Inference-Time Decontamination: Reusing Leaked Benchmarks for Large Language Model Evaluation
Qin Zhu, Qingyuan Cheng, Runyu Peng, Xiaonan Li, Tengxiao, Liu, Ru Peng, Xipeng Qiu, Xuanjing Huang

TL;DR
This paper introduces Inference-Time Decontamination (ITD), a method to detect and rewrite leaked benchmark samples during evaluation, reducing performance inflation and providing more accurate assessments of large language models.
Contribution
The paper proposes ITD, a novel approach to mitigate benchmark leakage effects during LLM evaluation without needing new benchmarks.
Findings
ITD reduces inflated accuracy by 22.9% on GSM8K.
ITD decreases MMLU results of Phi3 and Mistral by 6.7% and 3.6%.
ITD offers more truthful evaluation results for LLMs.
Abstract
The training process of large language models (LLMs) often involves varying degrees of test data contamination. Although current LLMs are achieving increasingly better performance on various benchmarks, their performance in practical applications does not always match their benchmark results. Leakage of benchmarks can prevent the accurate assessment of LLMs' true performance.
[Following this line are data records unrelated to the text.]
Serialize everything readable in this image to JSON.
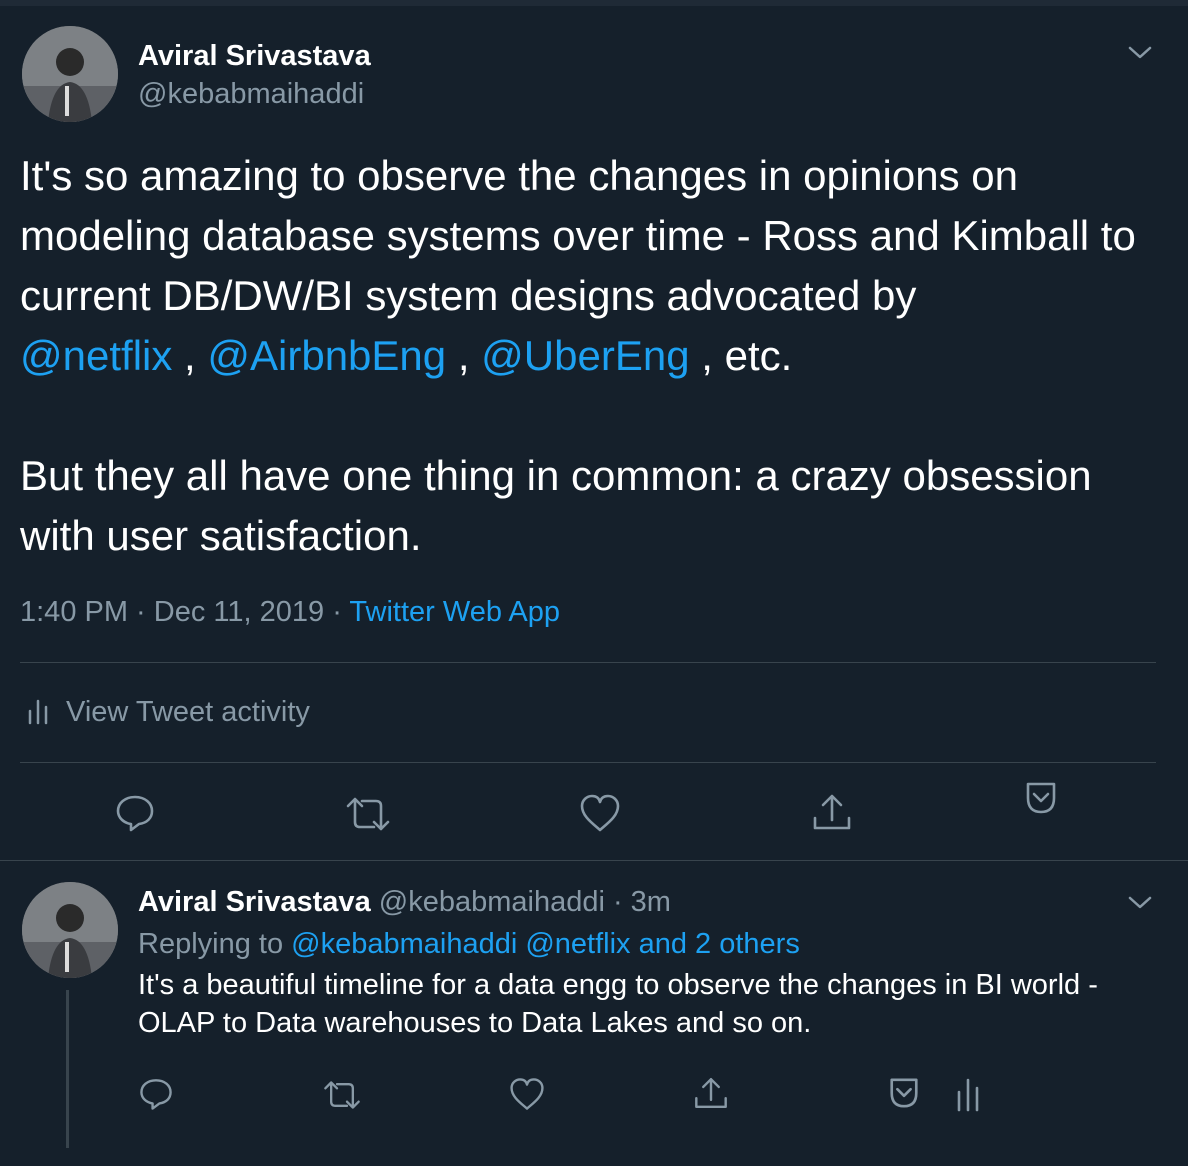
{
  "tweet": {
    "author_name": "Aviral Srivastava",
    "author_handle": "@kebabmaihaddi",
    "text_part1": "It's so amazing to observe the changes in opinions on modeling database systems over time - Ross and Kimball to current DB/DW/BI system designs advocated by\n",
    "mention1": "@netflix",
    "sep1": " , ",
    "mention2": "@AirbnbEng",
    "sep2": " , ",
    "mention3": "@UberEng",
    "text_part2": " , etc.\n\nBut they all have one thing in common: a crazy obsession with user satisfaction.",
    "time": "1:40 PM · Dec 11, 2019 · ",
    "source": "Twitter Web App",
    "activity_label": "View Tweet activity"
  },
  "reply": {
    "author_name": "Aviral Srivastava",
    "author_handle": "@kebabmaihaddi",
    "age": " · 3m",
    "replying_prefix": "Replying to ",
    "replying_to": "@kebabmaihaddi @netflix and 2 others",
    "text": "It's a beautiful timeline for a data engg to observe the changes in BI world - OLAP to Data warehouses to Data Lakes and so on."
  },
  "icons": [
    "chevron-down-icon",
    "analytics-icon",
    "reply-icon",
    "retweet-icon",
    "like-icon",
    "share-icon",
    "bookmark-icon"
  ],
  "colors": {
    "background": "#15202b",
    "link": "#1da1f2",
    "muted": "#8899a6",
    "divider": "#38444d"
  }
}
However, constructing new benchmarks is costly, labor-intensive and still carries the risk of leakage. Therefore, in this paper, we ask the question, Can we reuse these leaked benchmarks for LLM evaluation? We propose Inference-Time Decontamination (ITD) to address this issue by detecting and rewriting leaked samples without altering their difficulties. ITD can mitigate performance inflation caused by memorizing leaked benchmarks. Our proof-of-concept experiments demonstrate that ITD reduces inflated accuracy by…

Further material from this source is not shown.